И в Переделкино — тревога. Почти полтретьего, а мы куда-то исчезли. Гости должны нагрянуть к семи часам, времени всего ничего. Вася ворчит, нагревает духовку, ставит туда противень с поросенком, обмазанным сметаной. Услышав, что Кира открывает дверь, встречает нас поцелуями и слезами.
— Что-то больно сентиментальным ты стал, мой друг, раньше такого за тобой не водилось, — говорит Толя.
Вася за словом в карман не лезет:
— Это я жалею бедную девочку — в чьи руки она попала! Бедная крошка, бедная крошка!
Наконец все в сборе. Садимся за стол.
— Горько! — кричат нам. — Горько!
Встаем со своих стульев, целуемся. Тамада — Сухаревич. Тосты его искрометны. Кроме того, у него есть несколько замечательных историй, я их слышала раза три, Толя — наверное, сто три. Но вот Вася выбирает себе жертву, глядит на нее, как будто даже движется к ней, и все лица тут же поворачиваются в ту сторону, а человек понемножечку вжимается в стул. И не важно, что все было придумано когда-то давно, слушается как экспромт, и гости буквально валятся на пол от смеха.
С тостами прорваться почти никому не удается. Сухаревич окрылен успехом, говорит не переставая. Следующая новелла, еще одна, еще одна…
Единственный человек, который мог отрезвить Сухаревича, был бы Алик, Толин старший сын, но он с женой Наташей где-то в отъезде, маленькая Маша на попечении бабушки, Толиной первой жены Аси. Я третья жена. «Любимая», — обычно добавляет Толя.

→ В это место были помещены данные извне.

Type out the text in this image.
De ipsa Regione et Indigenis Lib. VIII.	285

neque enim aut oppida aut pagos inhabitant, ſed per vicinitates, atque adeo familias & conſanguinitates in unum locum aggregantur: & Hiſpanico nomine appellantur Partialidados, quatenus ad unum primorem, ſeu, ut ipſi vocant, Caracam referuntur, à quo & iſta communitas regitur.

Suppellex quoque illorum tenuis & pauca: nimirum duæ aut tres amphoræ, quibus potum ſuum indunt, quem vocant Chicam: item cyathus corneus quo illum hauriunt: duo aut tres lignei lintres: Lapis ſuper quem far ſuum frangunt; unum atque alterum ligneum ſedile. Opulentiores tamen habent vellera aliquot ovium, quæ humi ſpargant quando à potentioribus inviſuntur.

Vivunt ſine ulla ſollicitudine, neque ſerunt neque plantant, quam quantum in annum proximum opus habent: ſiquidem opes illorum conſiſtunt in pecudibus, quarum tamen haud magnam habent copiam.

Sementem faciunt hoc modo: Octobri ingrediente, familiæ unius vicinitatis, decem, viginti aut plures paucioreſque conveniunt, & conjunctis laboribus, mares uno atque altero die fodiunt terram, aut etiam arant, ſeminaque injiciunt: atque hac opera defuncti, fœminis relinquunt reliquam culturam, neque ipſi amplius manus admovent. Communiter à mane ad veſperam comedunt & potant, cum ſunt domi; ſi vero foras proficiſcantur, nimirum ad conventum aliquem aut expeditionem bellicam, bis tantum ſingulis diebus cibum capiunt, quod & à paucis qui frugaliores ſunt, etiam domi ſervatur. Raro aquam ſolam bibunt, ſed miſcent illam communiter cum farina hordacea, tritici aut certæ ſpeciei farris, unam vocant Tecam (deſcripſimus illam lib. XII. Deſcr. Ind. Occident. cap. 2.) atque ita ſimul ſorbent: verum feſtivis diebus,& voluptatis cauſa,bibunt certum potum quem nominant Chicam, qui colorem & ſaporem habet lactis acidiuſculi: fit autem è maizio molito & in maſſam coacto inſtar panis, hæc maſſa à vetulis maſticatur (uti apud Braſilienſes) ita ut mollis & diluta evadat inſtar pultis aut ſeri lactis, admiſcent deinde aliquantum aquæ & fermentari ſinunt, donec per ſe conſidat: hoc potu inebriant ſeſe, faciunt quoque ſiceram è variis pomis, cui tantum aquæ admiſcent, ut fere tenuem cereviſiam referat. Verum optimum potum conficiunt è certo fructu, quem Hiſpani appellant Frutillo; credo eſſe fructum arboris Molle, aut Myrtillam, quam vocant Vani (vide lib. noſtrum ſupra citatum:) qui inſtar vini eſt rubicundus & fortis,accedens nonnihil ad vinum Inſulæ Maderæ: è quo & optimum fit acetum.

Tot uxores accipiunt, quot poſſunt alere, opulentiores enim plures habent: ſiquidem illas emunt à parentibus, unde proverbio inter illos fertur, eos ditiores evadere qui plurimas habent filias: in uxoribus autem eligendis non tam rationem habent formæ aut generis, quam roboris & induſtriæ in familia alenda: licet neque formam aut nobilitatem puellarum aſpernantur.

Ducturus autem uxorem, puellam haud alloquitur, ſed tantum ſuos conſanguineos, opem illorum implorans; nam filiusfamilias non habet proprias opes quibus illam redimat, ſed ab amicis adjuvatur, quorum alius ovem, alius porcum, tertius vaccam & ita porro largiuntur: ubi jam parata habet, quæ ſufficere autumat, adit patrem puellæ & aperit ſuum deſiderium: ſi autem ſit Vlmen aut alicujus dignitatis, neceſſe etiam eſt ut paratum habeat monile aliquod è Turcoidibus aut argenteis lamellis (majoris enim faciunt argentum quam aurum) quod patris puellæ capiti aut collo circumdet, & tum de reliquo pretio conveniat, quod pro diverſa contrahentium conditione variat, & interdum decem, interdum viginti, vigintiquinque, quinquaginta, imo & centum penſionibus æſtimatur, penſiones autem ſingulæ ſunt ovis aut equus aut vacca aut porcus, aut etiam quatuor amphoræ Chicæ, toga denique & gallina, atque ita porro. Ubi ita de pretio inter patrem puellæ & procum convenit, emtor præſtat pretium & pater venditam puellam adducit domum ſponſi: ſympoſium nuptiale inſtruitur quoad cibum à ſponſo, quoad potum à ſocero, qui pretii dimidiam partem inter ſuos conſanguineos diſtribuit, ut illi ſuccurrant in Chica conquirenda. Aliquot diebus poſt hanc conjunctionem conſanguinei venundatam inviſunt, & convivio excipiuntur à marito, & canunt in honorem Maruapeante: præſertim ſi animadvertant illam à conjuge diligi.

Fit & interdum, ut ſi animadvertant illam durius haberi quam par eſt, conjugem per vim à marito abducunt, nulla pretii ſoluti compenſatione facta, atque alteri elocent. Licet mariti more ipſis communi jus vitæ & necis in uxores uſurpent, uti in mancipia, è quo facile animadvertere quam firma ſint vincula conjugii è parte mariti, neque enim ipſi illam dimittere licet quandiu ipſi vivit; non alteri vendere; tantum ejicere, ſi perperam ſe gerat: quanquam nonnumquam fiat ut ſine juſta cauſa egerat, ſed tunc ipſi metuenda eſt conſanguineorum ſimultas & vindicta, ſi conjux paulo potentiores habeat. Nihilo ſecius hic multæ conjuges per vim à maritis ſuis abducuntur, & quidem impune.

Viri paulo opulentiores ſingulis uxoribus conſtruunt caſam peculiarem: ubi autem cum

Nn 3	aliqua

Алик сам хороший говорун, сам умеет травить всякие истории. Возможно, ему бы удалось переговорить Сухаревича. А возможно, и нет, ведь недаром говорится: «Старый конь борозды не испортит». Послушать их вместе было бы даже интересно. Кто кого переиграет: Сухаревич Алика или Алик Сухаревича?
Вот что пишет о своем сыне Толя в «Романе-воспоминании»:
«У Алика было много друзей, всегда он кому-то был нужен, всегда кому-то помогал, красивый, остроумный, веселый, любил застолье, ресторан ЦДЛ, прекрасный рассказчик, писал неплохие статьи, мог бы писать и прозу, но не хватало целеустремленности, работоспособности, чем в избытке обладали его отец, жена и дочь Маша.
Алик болел печенью, я возил его к врачам, они требовали, чтобы он изменил образ жизни. Но он не хотел его менять, хотел жить так, как ему нравится. В 1994 году в возрасте 53 лет сын мой умер».
Раз уж зашел этот разговор, скажу сразу, рыбаковская семья была вся талантлива. Внучка Маша защитила докторскую диссертацию, полиглотка, объездила много стран, пишет стихи, рассказы и романы, получает литературные премии.
Младший сын от второй жены — Алеша — живет в Германии, тоже защитил докторскую, преподает в университете и тоже написал роман, в русских рецензиях Алешу сравнивают с Марселем Прустом.